第2【事業の状況】

1【事業等のリスク】

当第1四半期連結累計期間において、当四半期報告書に記載した事業の状況、経理の状況等に関する事項のうち、経営者が連結会社の財政状態、経営成績及びキャッシュ・フローの状況に重要な影響を与える可能性があると認識している以下の主要なリスクが発生しております。

なお、文中の将来に関する事項は、当四半期連結会計期間の末日現在において判断したものであります。

 

(1)繰延税金資産の回収可能性について

当社および連結子会社では、繰延税金資産について、将来の課税所得の見積りに基づいて回収可能性の判断を行っております。将来の課税所得の見積りにあたっては、中期経営計画や業績予想に基づいたタックス・プランニング等を考慮しております。新型コロナウイルス感染症の影響により当連結会計年度の業績の悪化が見込まれ重要性が増加しております。翌連結会計年度以降については2020年5月20日に公表した中期経営計画を使用して、繰延税金資産の回収可能性の判断を行っております。
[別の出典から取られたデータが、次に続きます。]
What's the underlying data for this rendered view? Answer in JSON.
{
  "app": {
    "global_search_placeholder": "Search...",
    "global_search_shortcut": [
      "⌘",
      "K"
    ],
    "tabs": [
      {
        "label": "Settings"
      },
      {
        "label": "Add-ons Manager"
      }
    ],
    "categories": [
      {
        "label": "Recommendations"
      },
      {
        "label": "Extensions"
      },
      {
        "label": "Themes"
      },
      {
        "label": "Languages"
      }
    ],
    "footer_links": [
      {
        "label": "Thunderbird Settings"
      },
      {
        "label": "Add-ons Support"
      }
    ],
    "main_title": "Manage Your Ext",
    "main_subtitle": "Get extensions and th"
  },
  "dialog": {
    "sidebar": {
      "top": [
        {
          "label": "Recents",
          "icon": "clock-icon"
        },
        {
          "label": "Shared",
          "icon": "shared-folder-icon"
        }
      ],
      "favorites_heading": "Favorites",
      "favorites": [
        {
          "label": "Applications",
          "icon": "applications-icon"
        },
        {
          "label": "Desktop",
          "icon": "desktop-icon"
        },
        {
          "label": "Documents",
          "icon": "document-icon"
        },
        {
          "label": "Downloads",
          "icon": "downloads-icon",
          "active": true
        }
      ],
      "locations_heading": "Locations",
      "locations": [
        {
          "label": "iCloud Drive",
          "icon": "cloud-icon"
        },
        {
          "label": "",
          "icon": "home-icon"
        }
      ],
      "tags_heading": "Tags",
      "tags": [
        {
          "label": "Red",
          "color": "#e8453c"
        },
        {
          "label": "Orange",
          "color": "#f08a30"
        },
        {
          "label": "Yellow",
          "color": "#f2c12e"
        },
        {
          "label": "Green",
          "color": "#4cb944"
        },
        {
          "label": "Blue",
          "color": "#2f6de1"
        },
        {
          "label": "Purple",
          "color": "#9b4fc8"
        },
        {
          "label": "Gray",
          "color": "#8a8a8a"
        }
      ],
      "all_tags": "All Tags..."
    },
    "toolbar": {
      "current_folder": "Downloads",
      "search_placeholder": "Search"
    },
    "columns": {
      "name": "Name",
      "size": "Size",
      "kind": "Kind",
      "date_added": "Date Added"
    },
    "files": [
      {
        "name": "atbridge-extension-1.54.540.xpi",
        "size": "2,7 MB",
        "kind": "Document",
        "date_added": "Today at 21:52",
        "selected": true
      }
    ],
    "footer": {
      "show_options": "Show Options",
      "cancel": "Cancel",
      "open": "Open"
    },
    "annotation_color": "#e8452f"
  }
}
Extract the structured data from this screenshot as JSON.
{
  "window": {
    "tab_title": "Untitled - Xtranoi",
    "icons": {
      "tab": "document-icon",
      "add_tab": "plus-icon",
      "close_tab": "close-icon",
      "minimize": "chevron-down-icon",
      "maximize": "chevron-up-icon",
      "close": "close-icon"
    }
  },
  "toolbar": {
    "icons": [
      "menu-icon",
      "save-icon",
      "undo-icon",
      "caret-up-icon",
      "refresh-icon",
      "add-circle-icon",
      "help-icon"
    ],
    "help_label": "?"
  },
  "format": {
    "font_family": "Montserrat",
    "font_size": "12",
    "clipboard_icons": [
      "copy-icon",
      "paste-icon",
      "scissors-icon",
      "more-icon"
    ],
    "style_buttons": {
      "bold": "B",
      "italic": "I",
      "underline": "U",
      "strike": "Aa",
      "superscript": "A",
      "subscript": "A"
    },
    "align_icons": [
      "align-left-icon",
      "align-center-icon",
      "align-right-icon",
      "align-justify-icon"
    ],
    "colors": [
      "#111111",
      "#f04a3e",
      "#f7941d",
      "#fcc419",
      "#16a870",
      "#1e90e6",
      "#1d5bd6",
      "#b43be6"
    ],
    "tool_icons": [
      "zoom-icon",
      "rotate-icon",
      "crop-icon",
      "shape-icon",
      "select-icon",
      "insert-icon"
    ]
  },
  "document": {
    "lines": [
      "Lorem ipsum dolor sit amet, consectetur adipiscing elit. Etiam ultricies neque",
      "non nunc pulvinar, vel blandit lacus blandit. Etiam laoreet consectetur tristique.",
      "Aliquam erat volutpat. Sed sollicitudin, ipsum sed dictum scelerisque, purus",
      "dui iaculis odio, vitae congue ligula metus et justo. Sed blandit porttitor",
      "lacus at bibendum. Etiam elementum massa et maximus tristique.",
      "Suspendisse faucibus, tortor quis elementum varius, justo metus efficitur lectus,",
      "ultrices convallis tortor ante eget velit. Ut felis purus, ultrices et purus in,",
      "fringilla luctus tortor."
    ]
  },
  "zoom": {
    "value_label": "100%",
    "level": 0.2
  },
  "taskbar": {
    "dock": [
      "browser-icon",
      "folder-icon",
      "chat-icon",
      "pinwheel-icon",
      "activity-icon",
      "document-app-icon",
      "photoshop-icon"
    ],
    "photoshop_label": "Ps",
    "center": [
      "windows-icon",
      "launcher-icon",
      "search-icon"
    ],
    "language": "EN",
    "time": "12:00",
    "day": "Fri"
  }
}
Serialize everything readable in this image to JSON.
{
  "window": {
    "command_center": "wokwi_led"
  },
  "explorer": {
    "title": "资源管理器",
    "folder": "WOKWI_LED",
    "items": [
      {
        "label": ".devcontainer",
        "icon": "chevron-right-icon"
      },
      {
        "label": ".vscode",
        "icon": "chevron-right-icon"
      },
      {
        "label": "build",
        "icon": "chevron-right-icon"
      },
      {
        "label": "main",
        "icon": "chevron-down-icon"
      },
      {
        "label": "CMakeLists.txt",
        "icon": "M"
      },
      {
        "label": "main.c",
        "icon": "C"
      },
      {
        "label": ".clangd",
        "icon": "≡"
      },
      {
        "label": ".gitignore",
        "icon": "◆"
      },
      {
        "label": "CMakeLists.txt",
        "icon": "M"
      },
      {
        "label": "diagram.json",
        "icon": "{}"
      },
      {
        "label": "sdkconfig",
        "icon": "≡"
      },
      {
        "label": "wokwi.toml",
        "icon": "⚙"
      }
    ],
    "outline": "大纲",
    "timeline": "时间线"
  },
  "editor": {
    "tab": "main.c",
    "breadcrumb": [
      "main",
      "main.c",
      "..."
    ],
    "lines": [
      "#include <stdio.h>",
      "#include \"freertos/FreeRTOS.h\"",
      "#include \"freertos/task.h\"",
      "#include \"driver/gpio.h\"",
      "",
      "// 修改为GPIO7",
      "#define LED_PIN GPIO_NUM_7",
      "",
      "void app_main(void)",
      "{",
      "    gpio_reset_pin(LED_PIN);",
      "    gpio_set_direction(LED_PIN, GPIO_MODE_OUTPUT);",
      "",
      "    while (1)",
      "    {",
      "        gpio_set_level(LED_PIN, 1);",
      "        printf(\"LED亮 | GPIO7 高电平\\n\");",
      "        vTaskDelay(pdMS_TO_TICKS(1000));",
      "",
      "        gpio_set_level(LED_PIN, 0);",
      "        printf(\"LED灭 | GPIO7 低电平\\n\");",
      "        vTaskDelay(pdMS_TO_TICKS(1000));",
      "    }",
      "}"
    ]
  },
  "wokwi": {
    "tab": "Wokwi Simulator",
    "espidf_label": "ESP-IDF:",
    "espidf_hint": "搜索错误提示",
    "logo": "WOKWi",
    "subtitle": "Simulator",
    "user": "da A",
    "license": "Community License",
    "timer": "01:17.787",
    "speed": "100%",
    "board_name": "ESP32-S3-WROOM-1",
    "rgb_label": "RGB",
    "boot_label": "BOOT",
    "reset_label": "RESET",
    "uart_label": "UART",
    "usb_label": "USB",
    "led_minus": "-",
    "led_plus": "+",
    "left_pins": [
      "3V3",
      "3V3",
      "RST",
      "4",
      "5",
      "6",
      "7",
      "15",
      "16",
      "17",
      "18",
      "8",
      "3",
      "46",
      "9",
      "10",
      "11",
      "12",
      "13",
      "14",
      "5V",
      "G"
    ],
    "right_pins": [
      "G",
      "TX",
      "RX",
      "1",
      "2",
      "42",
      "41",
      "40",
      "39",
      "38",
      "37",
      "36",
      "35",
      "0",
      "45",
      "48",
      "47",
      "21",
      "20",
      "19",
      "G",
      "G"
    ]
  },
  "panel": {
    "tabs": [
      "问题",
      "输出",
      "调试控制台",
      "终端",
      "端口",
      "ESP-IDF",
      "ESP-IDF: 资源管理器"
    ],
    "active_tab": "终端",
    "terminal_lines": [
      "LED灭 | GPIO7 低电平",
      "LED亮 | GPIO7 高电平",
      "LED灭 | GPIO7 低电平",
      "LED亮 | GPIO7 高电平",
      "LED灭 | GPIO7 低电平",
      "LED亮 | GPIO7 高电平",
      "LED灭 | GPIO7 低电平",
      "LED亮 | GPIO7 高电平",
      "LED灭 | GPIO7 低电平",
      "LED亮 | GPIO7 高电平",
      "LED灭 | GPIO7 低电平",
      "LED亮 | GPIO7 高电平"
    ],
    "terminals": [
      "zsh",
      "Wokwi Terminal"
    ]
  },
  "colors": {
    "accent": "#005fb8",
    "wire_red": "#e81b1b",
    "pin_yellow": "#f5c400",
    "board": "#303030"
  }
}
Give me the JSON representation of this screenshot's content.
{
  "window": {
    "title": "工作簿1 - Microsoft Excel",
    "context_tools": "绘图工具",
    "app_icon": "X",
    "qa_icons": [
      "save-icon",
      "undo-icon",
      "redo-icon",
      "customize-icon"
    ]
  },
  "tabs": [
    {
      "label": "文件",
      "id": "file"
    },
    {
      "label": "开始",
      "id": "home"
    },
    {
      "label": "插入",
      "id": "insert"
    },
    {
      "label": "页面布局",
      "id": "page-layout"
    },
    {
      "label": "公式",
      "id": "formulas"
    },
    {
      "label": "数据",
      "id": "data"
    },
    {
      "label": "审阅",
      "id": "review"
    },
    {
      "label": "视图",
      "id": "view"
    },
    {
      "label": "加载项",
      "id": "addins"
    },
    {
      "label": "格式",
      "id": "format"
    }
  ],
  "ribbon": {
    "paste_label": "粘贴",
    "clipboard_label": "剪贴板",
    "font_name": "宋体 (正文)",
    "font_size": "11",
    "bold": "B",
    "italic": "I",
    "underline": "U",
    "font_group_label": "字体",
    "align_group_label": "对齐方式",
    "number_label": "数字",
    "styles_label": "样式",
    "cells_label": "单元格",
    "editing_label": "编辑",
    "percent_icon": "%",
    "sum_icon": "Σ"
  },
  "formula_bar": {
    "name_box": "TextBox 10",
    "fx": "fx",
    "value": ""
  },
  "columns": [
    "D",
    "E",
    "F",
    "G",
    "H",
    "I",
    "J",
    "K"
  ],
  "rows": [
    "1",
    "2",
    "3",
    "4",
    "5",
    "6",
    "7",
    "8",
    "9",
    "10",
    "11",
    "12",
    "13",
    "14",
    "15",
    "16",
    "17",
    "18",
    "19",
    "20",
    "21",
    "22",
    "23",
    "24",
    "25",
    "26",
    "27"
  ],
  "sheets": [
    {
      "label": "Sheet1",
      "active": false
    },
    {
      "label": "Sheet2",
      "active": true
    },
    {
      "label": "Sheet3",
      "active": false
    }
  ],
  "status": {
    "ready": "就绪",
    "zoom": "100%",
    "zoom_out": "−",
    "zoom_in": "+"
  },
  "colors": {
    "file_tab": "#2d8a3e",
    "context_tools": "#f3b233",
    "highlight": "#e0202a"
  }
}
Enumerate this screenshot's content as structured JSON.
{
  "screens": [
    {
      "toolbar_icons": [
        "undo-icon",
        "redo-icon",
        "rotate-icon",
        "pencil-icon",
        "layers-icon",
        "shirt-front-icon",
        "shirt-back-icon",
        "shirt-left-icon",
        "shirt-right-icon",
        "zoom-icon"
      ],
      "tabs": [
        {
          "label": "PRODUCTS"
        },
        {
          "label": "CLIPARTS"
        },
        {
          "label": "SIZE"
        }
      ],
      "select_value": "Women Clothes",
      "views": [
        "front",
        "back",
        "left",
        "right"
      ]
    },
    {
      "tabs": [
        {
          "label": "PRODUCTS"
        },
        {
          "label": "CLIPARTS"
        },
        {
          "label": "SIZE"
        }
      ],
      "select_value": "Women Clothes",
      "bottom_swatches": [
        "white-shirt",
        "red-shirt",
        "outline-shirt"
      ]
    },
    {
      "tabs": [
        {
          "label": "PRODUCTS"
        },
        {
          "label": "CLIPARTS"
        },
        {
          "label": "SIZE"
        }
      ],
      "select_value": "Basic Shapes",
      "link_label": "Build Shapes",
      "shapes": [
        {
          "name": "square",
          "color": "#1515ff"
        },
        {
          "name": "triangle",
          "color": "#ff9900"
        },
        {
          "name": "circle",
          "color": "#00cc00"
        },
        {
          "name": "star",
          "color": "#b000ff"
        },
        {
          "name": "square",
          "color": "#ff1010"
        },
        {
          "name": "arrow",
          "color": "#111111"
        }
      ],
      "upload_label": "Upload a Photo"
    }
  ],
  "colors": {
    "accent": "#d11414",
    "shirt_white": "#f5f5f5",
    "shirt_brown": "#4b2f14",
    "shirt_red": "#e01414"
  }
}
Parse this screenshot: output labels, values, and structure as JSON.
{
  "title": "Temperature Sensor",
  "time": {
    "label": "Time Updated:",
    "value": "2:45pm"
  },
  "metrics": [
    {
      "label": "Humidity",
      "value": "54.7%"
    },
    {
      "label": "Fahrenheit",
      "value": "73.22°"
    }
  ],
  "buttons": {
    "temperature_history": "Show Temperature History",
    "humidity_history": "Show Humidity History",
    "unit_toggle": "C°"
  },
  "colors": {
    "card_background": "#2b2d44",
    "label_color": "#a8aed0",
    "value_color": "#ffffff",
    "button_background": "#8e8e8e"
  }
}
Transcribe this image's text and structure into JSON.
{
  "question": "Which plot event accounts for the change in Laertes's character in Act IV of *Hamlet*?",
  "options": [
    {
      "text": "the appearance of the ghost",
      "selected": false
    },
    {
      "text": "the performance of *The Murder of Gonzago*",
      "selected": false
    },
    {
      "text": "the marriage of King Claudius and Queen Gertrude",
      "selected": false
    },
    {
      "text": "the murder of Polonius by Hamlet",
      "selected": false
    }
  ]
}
なお、将来の課税所得見積り額の変更や税制改正による税率変更等が実施された場合には、繰延税金資産が減額され、当社グループの経営成績および財政状態に影響を及ぼす可能性があります。

 

2【経営者による財政状態、経営成績及びキャッシュ・フローの状況の分析】

文中の将来に関する事項は、当四半期連結会計期間の末日現在において判断したものであります。

 

(1)財政状態及び経営成績の状況

当第1四半期連結累計期間におけるわが国の経済は、新型コロナウイルス感染症の影響により急激に悪化し、厳しい状況で推移しました。緊急事態宣言解除後、景気は下げ止まりつつありますが、国内外における感染症のさらなる拡大への懸念や米中対立の動向等、景気の先行きは極めて不透明な状況が続いております。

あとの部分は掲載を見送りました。